THE PET ECONOMIES OF WELL KNOWN MILLIONAIRES: Peculiar Characteristics of John D. Rockefeller, His Son, Paul Morton, Andrew Carnegie, August Belmont and Others (PDF)

Apparently some of the most famous millionaires were frugal in certain pet areas. J.D. Rockefeller, Jr it seems was an awful tipper. “He does it,” the article says, “but with a painful effort.”

When Mr. Rockefeller, Jr., goes into a downtown restaurant for lunch he eats quite a lot and gives the impression of having a jolly time. The moment comes for paying. Mr. Rockefeller pays cheerfully enough.

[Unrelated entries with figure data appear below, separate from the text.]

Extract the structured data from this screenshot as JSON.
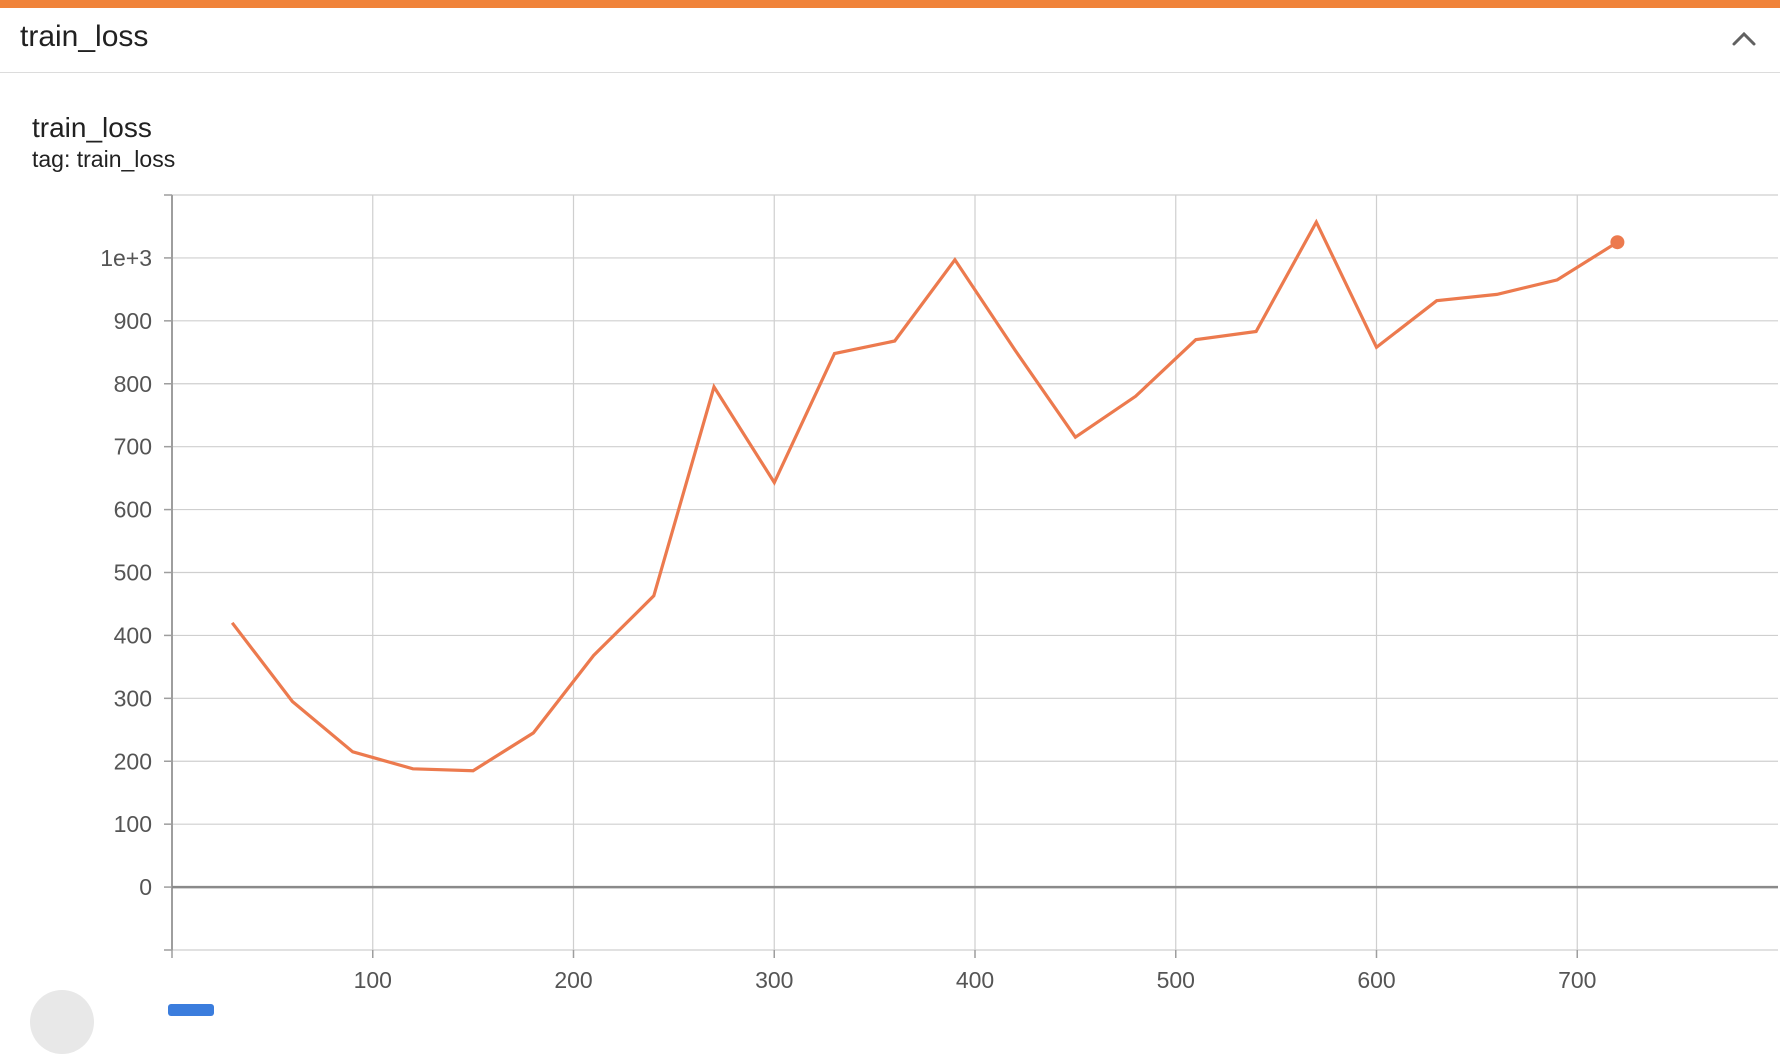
{
  "theme": {
    "accent": "#f0833a",
    "line": "#ec7a4e",
    "grid": "#cfcfcf",
    "zero_line": "#8a8a8a"
  },
  "header": {
    "title": "train_loss",
    "collapse_icon": "chevron-up-icon"
  },
  "chart": {
    "title": "train_loss",
    "tag": "tag: train_loss"
  },
  "chart_data": {
    "type": "line",
    "title": "train_loss",
    "subtitle": "tag: train_loss",
    "xlabel": "",
    "ylabel": "",
    "xlim": [
      0,
      800
    ],
    "ylim": [
      -100,
      1100
    ],
    "x_ticks": [
      100,
      200,
      300,
      400,
      500,
      600,
      700
    ],
    "y_ticks": [
      0,
      100,
      200,
      300,
      400,
      500,
      600,
      700,
      800,
      900,
      1000
    ],
    "y_tick_labels": [
      "0",
      "100",
      "200",
      "300",
      "400",
      "500",
      "600",
      "700",
      "800",
      "900",
      "1e+3"
    ],
    "grid": true,
    "series": [
      {
        "x": [
          30,
          60,
          90,
          120,
          150,
          180,
          210,
          240,
          270,
          300,
          330,
          360,
          390,
          420,
          450,
          480,
          510,
          540,
          570,
          600,
          630,
          660,
          690,
          720
        ],
        "values": [
          420,
          295,
          215,
          188,
          185,
          245,
          368,
          463,
          795,
          643,
          848,
          868,
          997,
          853,
          715,
          780,
          870,
          883,
          1057,
          858,
          932,
          942,
          965,
          1025
        ],
        "color": "#ec7a4e"
      }
    ]
  }
}
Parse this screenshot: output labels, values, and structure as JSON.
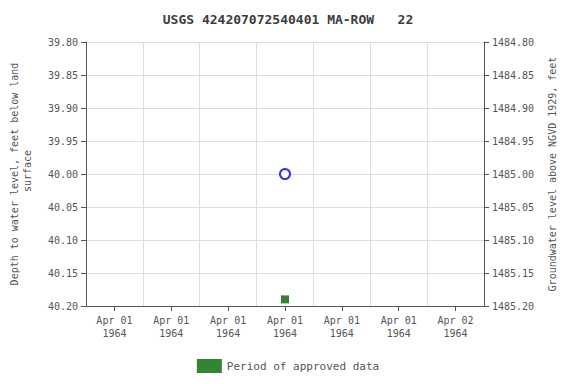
{
  "chart_data": {
    "type": "scatter",
    "title": "USGS 424207072540401 MA-ROW   22",
    "ylabel": "Depth to water level, feet below land\n surface",
    "y2label": "Groundwater level above NGVD 1929, feet",
    "categories": [
      "Apr 01\n1964",
      "Apr 01\n1964",
      "Apr 01\n1964",
      "Apr 01\n1964",
      "Apr 01\n1964",
      "Apr 01\n1964",
      "Apr 02\n1964"
    ],
    "series": [
      {
        "color": "#0000cc",
        "marker": "circle_open",
        "values": [
          null,
          null,
          null,
          40.0,
          null,
          null,
          null
        ]
      },
      {
        "name": "Period of approved data",
        "color": "#006600",
        "marker": "square",
        "values": [
          null,
          null,
          null,
          40.19,
          null,
          null,
          null
        ]
      }
    ],
    "ylim": [
      40.2,
      39.8
    ],
    "yticks": [
      {
        "value": 39.8,
        "label": "39.80"
      },
      {
        "value": 39.85,
        "label": "39.85"
      },
      {
        "value": 39.9,
        "label": "39.90"
      },
      {
        "value": 39.95,
        "label": "39.95"
      },
      {
        "value": 40.0,
        "label": "40.00"
      },
      {
        "value": 40.05,
        "label": "40.05"
      },
      {
        "value": 40.1,
        "label": "40.10"
      },
      {
        "value": 40.15,
        "label": "40.15"
      },
      {
        "value": 40.2,
        "label": "40.20"
      }
    ],
    "y2lim": [
      1485.2,
      1484.8
    ],
    "y2ticks": [
      {
        "value": 1485.2,
        "label": "1485.20"
      },
      {
        "value": 1485.15,
        "label": "1485.15"
      },
      {
        "value": 1485.1,
        "label": "1485.10"
      },
      {
        "value": 1485.05,
        "label": "1485.05"
      },
      {
        "value": 1485.0,
        "label": "1485.00"
      },
      {
        "value": 1484.95,
        "label": "1484.95"
      },
      {
        "value": 1484.9,
        "label": "1484.90"
      },
      {
        "value": 1484.85,
        "label": "1484.85"
      },
      {
        "value": 1484.8,
        "label": "1484.80"
      }
    ],
    "grid": true,
    "legend": "bottom"
  }
}
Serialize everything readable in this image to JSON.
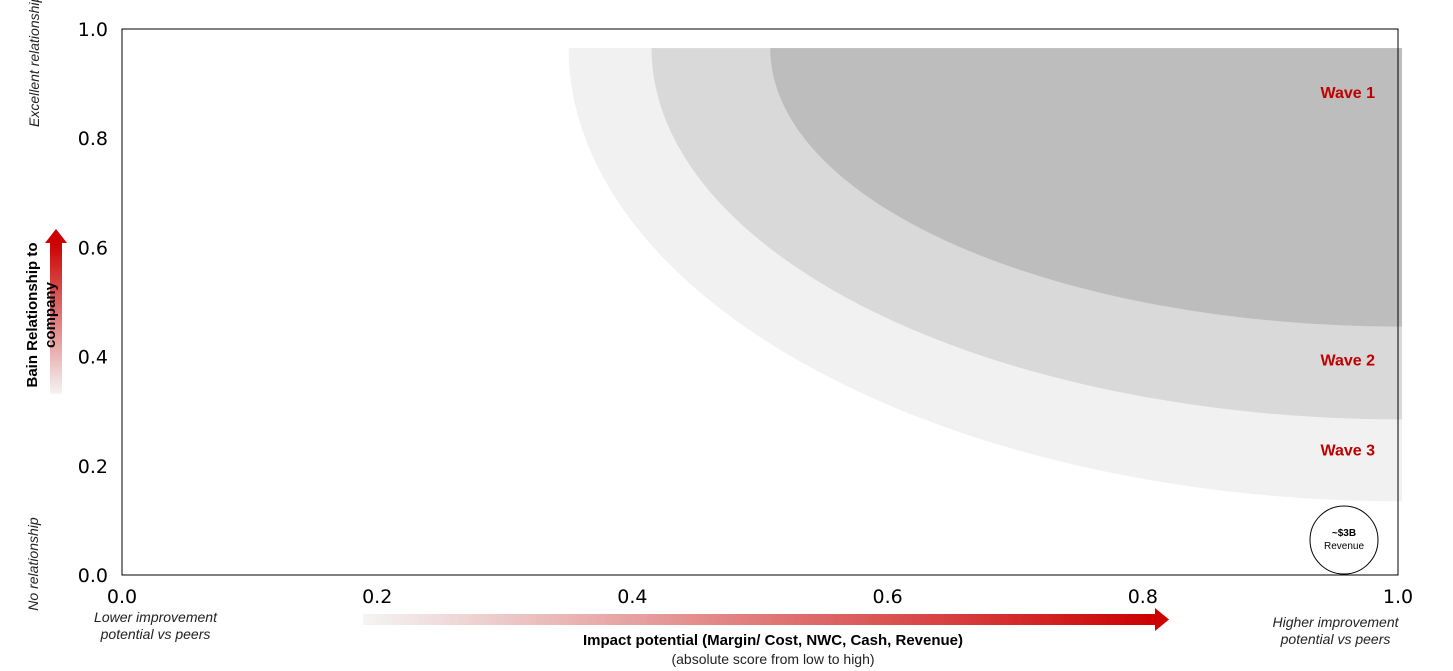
{
  "chart_data": {
    "type": "area",
    "xlim": [
      0.0,
      1.0
    ],
    "ylim": [
      0.0,
      1.0
    ],
    "x_ticks": [
      "0.0",
      "0.2",
      "0.4",
      "0.6",
      "0.8",
      "1.0"
    ],
    "y_ticks": [
      "0.0",
      "0.2",
      "0.4",
      "0.6",
      "0.8",
      "1.0"
    ],
    "grid": false,
    "xlabel": "Impact potential (Margin/ Cost, NWC, Cash, Revenue)",
    "xlabel_sub": "(absolute score from low to high)",
    "ylabel": "Bain Relationship to company",
    "x_low_note": "Lower improvement potential vs peers",
    "x_high_note": "Higher improvement potential vs peers",
    "y_high_note": "Excellent relationship",
    "y_low_note": "No relationship",
    "bands": [
      {
        "label": "Wave 3",
        "x_start": 0.35,
        "y_top": 0.965,
        "y_floor_at_max_x": 0.135,
        "color": "#f1f1f1",
        "label_y": 0.23
      },
      {
        "label": "Wave 2",
        "x_start": 0.415,
        "y_top": 0.965,
        "y_floor_at_max_x": 0.285,
        "color": "#d9d9d9",
        "label_y": 0.395
      },
      {
        "label": "Wave 1",
        "x_start": 0.508,
        "y_top": 0.965,
        "y_floor_at_max_x": 0.455,
        "color": "#bdbdbd",
        "label_y": 0.885
      }
    ],
    "bubble": {
      "label_line1": "~$3B",
      "label_line2": "Revenue"
    },
    "accent_color": "#cc0000"
  }
}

Then a sad expression steals over his face, and slowly, reluctantly, he lowers his hand into his pocket, there is a struggle seen going on there, and the hand comes out clutching a nickel. This coin is impressively placed in the centre of the waiter’s hand… On exuberant occasions he parts with a dime…

There is a story that one time when Mr. Rockefeller had laid a shining nickel in the centre of the big, black hand of a negro waiter, the darky, not knowing who his tipper was, had hesitated, looked around, and then whispered softly: “Here — take it back, boss! I ‘spose you need it more than me.”

I’m pleased to discover that my spellcheck is unfamiliar with the word “darky”.